KKBO

Flasher, North Dakota; United States;
- Broadcast area: Bismarck-Mandan
- Frequency: 105.9 MHz
- Branding: '"105.9 The Big Rig"

Programming
- Format: Country

Ownership
- Owner: Larry Schmidt; (Radio Bismarck Mandan, LLC);
- Sister stations: KXRV

History
- First air date: December 19, 2008
- Call sign meaning: KK BOb (former branding)

Technical information
- Licensing authority: FCC
- Facility ID: 166041
- Class: C1
- ERP: 100,000 watts
- HAAT: 278 meters

Links
- Public license information: Public file; LMS;
- Website: http://www.bigrig1059.com

= KKBO =

KKBO (105.9 FM, "The Big Rig") is a country music radio station in Bismarck, North Dakota (licensed to Flasher). It serves the Bismarck-Mandan metropolitan area. The station broadcasts from a storefront studio on North 4th Street in Bismarck (along with sister station KXRV) competing against iHeartMedia's KQDY/94.5, KBMR/1130, and Townsquare Media's KUSB "US 103.3".

==History==
KKBO first signed on the air on December 19, 2008.

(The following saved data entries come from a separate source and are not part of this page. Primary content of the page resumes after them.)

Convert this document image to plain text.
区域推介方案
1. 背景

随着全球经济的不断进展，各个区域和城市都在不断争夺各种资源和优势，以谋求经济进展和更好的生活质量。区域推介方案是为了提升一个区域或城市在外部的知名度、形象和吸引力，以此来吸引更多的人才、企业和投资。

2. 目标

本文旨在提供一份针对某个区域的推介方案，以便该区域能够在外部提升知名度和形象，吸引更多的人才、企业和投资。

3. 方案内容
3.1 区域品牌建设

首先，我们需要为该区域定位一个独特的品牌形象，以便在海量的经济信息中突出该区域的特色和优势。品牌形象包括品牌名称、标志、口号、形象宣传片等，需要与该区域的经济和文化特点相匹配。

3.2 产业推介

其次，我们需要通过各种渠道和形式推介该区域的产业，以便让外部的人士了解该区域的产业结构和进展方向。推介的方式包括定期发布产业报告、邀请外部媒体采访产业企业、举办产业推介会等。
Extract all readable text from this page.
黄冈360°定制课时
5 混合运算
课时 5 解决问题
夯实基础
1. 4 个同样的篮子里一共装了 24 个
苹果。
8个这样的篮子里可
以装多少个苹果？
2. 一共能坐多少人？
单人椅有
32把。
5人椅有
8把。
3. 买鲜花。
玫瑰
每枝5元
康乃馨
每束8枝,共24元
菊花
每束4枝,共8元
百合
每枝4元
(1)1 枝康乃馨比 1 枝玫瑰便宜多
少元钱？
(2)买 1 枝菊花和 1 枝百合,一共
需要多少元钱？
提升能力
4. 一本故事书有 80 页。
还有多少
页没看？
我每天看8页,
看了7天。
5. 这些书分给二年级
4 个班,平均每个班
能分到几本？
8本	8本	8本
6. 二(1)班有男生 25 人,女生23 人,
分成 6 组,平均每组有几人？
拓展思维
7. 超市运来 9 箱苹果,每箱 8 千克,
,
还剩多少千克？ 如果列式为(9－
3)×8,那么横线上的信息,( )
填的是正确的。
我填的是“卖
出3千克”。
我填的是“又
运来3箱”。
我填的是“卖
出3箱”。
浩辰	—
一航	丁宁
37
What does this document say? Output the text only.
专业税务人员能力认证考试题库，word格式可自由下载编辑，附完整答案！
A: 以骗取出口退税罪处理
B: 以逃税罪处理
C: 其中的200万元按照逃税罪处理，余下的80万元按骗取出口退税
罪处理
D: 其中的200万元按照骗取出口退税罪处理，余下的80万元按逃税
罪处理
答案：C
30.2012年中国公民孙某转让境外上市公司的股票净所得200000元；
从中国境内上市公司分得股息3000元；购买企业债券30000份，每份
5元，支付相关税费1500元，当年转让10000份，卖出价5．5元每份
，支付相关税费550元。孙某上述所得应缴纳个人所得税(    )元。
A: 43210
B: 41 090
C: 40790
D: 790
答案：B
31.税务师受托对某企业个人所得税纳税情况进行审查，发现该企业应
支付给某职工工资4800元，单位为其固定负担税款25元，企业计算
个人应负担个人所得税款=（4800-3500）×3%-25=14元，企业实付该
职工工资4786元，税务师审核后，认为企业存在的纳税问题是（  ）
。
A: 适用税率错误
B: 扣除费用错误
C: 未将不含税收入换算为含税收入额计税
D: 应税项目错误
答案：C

The station was launched by Connoisseur Media, LLC, and operated with an Adult Hits format, branded as "105.9 Bob-FM."
In September 2012, Connoisseur Media announced the sale of the station to Radio Bismarck-Mandan, LLC, owned by Larry J. Schmidt. The purchase price for the station was $700,000, and the sale was officially consummated on October 1, 2012. This acquisition placed KKBO in a cluster with the existing Radio Bismarck-Mandan station, KXRV (107.5 FM).

Following the change in ownership, the station immediately flipped its format. On December 9, 2012, KKBO switched from Adult Hits to a Country music format, rebranding as "105.9 The Big Rig – New Country and The Legends."

KKBO, branded as "Big Rig 105.9," currently focuses on playing the legends of country music alongside hot, new artists of today. The station broadcasts from a shared storefront studio at 409 N. 4th Street in Bismarck and features local personalities, including the legendary Bismarck-Mandan voice, Sid Hardt.